How Boutique Trucks Are Bringing New Meaning To Fast Fashion 

Clavillè Fashion Truck

Food trucks have been around since the 1970s, when taco trucks began making the rounds in New York City, but didn’t become a national sensation until 2008 when two events coincided in such a way as to make a long extant — but largely niche — subsegment of the restaurant game into a mass market phenomenon.

According to Kenny Lao, co-founder of New York’s Rickshaw food truck, social media in general (and Twitter in specific) was blowing up in a good way, while the U.S. economy was blowing up in a bad way. Restaurateurs didn’t want to invest the massive sums that go into establishing a permanent location at just the same time that a new, informal and free marketing channel popped up ideally suited to the needs of dining locations that were always on the go.

“It’s the social aspect. It’s really about shared experiences around food. I think what we’re doing with Twitter is an electronic version of that share,” Lao noted in an interview.

That social aspect grew into something of a mass culture phenomenon and now a wide range of food trucks are a common part of the landscape in urban areas and the idea that once can get a good or even gourmet meal out of the back of a truck is non-controversial.

The question a wave of entrepreneurs like Claudia Villegas are asking themselves now is if fashion can make the move to the as truck as easily — and as successfully — as food did. Villegas is the owner of the Richmond, Virginia-based Clavillè Fashion Truck. It’s Richmond-based, but not anchored — as the name implies, Clavillè is a mobile business in the most literal sense of that term and is therefore on the go a lot. Surrounding towns, surrounding states and festivals represent the bulk of the drivable boutique’s business, according to Villegas, and among the great benefits of a fashion truck is that she can go wherever the business is.

“I like the novelty of having a truck; I can go to festivals, have parties at people’s houses and move around every day! Another advantage is that I can bring Manolo, my puppy and fashion truck mascot, with me anywhere we go,” Villegas said.

On a more serious note, she said, what drew her to the fashion truck when she first encountered the idea in Cleveland about six years ago was the far lower overhead involved, particularly when compared with a shop, combined with the greater flexibility.
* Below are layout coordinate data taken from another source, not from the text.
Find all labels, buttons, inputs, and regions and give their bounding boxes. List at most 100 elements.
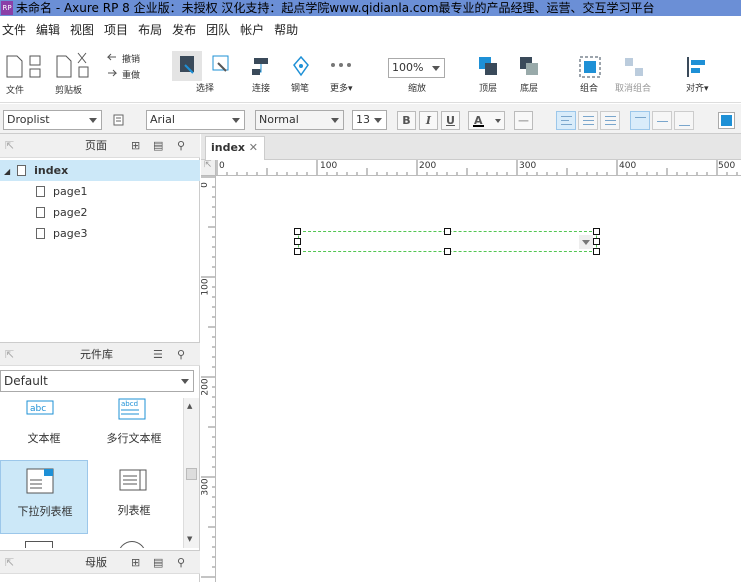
select-tool-button[interactable] [172, 51, 202, 81]
add-folder-icon[interactable]: ▤ [153, 557, 163, 569]
ruler-label: 400 [619, 161, 637, 171]
pen-label: 钢笔 [291, 84, 310, 94]
group-icon[interactable] [578, 55, 602, 79]
collapse-icon[interactable]: ⇱ [5, 349, 14, 361]
chevron-down-icon [331, 118, 339, 123]
valign-bottom-button[interactable] [674, 111, 694, 130]
menu-icon[interactable]: ☰ [153, 349, 163, 361]
format-painter-icon[interactable] [112, 113, 126, 127]
align-right-button[interactable] [600, 111, 620, 130]
page-tree-item-page2[interactable]: page2 [0, 202, 200, 223]
resize-handle[interactable] [593, 228, 600, 235]
select-intersect-icon[interactable] [210, 53, 232, 75]
menu-view[interactable]: 视图 [70, 21, 94, 38]
fill-color-button[interactable] [718, 112, 735, 129]
ruler-label: 100 [201, 278, 211, 296]
font-size-select[interactable]: 13 [352, 110, 387, 130]
scroll-down-icon[interactable]: ▼ [187, 535, 192, 543]
select-arrow-icon [180, 56, 194, 74]
ungroup-icon[interactable] [622, 55, 646, 79]
zoom-select[interactable]: 100% [388, 58, 445, 78]
search-icon[interactable]: ⚲ [177, 140, 185, 152]
close-icon[interactable]: ✕ [249, 137, 258, 159]
add-folder-icon[interactable]: ▤ [153, 140, 163, 152]
pen-icon[interactable] [290, 55, 312, 77]
collapse-icon[interactable]: ⇱ [5, 140, 14, 152]
undo-label[interactable]: 撤销 [122, 52, 140, 65]
menu-project[interactable]: 项目 [104, 21, 128, 38]
pages-panel-header: ⇱ 页面 ⊞ ▤ ⚲ [0, 134, 200, 158]
align-center-button[interactable] [578, 111, 598, 130]
page-tree-item-page3[interactable]: page3 [0, 223, 200, 244]
search-icon[interactable]: ⚲ [177, 349, 185, 361]
send-to-back-icon[interactable] [518, 55, 542, 79]
tab-index[interactable]: index ✕ [205, 136, 265, 160]
connect-label: 连接 [252, 84, 271, 94]
expand-triangle-icon[interactable]: ◢ [4, 167, 10, 176]
scroll-up-icon[interactable]: ▲ [187, 402, 192, 410]
page-tree-item-page1[interactable]: page1 [0, 181, 200, 202]
ungroup-label: 取消组合 [615, 84, 652, 94]
resize-handle[interactable] [593, 248, 600, 255]
page-icon [36, 207, 45, 218]
menu-layout[interactable]: 布局 [138, 21, 162, 38]
menu-team[interactable]: 团队 [206, 21, 230, 38]
ruler-label: 0 [219, 161, 225, 171]
resize-handle[interactable] [593, 238, 600, 245]
resize-handle[interactable] [294, 228, 301, 235]
menu-help[interactable]: 帮助 [274, 21, 298, 38]
widget-listbox[interactable]: 列表框 [90, 460, 178, 534]
ruler-label: 500 [718, 161, 736, 171]
italic-button[interactable]: I [419, 111, 438, 130]
left-panel: ⇱ 页面 ⊞ ▤ ⚲ ◢ index page1 page2 page3 ⇱ 元件… [0, 134, 200, 582]
bullet-button[interactable]: — [514, 111, 533, 130]
resize-handle[interactable] [444, 248, 451, 255]
page-tree-item-index[interactable]: ◢ index [0, 160, 200, 181]
widget-droplist[interactable]: 下拉列表框 [0, 460, 88, 534]
search-icon[interactable]: ⚲ [177, 557, 185, 569]
underline-button[interactable]: U [441, 111, 460, 130]
masters-panel-header: ⇱ 母版 ⊞ ▤ ⚲ [0, 550, 200, 574]
menu-edit[interactable]: 编辑 [36, 21, 60, 38]
undo-redo-icon[interactable] [105, 51, 119, 79]
resize-handle[interactable] [294, 238, 301, 245]
resize-handle[interactable] [294, 248, 301, 255]
font-family-select[interactable]: Arial [146, 110, 245, 130]
more-icon[interactable] [330, 61, 352, 69]
menu-account[interactable]: 帐户 [240, 21, 264, 38]
widget-library-select[interactable]: Default [0, 370, 194, 392]
droplist-icon [26, 468, 54, 494]
bold-button[interactable]: B [397, 111, 416, 130]
resize-handle[interactable] [444, 228, 451, 235]
add-page-icon[interactable]: ⊞ [131, 140, 140, 152]
align-left-button[interactable] [556, 111, 576, 130]
bring-to-front-icon[interactable] [477, 55, 501, 79]
ruler-label: 200 [201, 378, 211, 396]
widget-type-select[interactable]: Droplist [3, 110, 102, 130]
font-color-button[interactable]: A [468, 111, 505, 130]
scroll-thumb[interactable] [186, 468, 197, 480]
align-icon[interactable] [685, 55, 709, 79]
align-label[interactable]: 对齐▾ [686, 81, 709, 94]
redo-label[interactable]: 重做 [122, 68, 140, 81]
connect-icon[interactable] [250, 55, 272, 77]
widgets-panel-header: ⇱ 元件库 ☰ ⚲ [0, 342, 200, 366]
fill-swatch [721, 115, 732, 126]
clipboard-icon[interactable] [54, 51, 94, 81]
valign-top-button[interactable] [630, 111, 650, 130]
file-icon[interactable] [4, 53, 46, 81]
more-label[interactable]: 更多▾ [330, 81, 353, 94]
font-style-select[interactable]: Normal [255, 110, 344, 130]
widget-scrollbar[interactable]: ▲ ▼ [183, 398, 199, 548]
menu-file[interactable]: 文件 [2, 21, 26, 38]
ruler-label: 0 [201, 182, 210, 188]
chevron-down-icon [495, 119, 501, 123]
zoom-label: 缩放 [408, 84, 427, 94]
valign-middle-button[interactable] [652, 111, 672, 130]
widgets-panel-title: 元件库 [80, 348, 113, 361]
group-label: 组合 [580, 84, 599, 94]
collapse-icon[interactable]: ⇱ [5, 557, 14, 569]
masters-panel-title: 母版 [85, 556, 107, 569]
menu-publish[interactable]: 发布 [172, 21, 196, 38]
add-master-icon[interactable]: ⊞ [131, 557, 140, 569]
Also, she noted, because the business can quite literally travel to the customer, it gives her a much greater ability to personalize the experience to the consumer that simply wouldn’t be practical in a stationary store.

“Our boutique is intimate and we can guide customers through our inventory and curate what we set out. We are also more able to offers suggestions based on what they’re looking for or their body type. Because I am a seamstress, I can help to customize their favorite pieces from the truck on the spot,” Villegas said in an interview.

It isn’t easy work — and there are unique challenges in offering up a boutique on wheels. The concept is still a lot more foreign to consumers than food trucks are. That is changing — fashion trucks and mobile boutiques are appearing in greater number and in a greater number of places in the last 24 months than ever before. But thus far there has been no major breakthrough brand like the Kogi BBQ truck in LA that developed such a large and devoted following that it pushed food trucks into a national story in 2008.

Any of the many up-and-coming truck brands would like be quite happy to be that national breakthrough brand, of course, but Villegas’s lesson of the five years her Clavillè Fashion Truck business has been open is that small and steady wins the race. Her staff is small — her husband is the firm’s main truck driver. But her business is growing, and has every year since it’s been open. It can be challenging getting customers in the door the first time, she noted, because “buying clothes out of the back of a truck has some strange connotations to people still.”

But once they’ve had the experience and found they enjoyed the novelty and the unique customer experience, most come back. And many bring a friend.

And if people can buy gourmet food out of a truck, there seems no reason they couldn’t buy designer clothing from a truck, if the experience was right.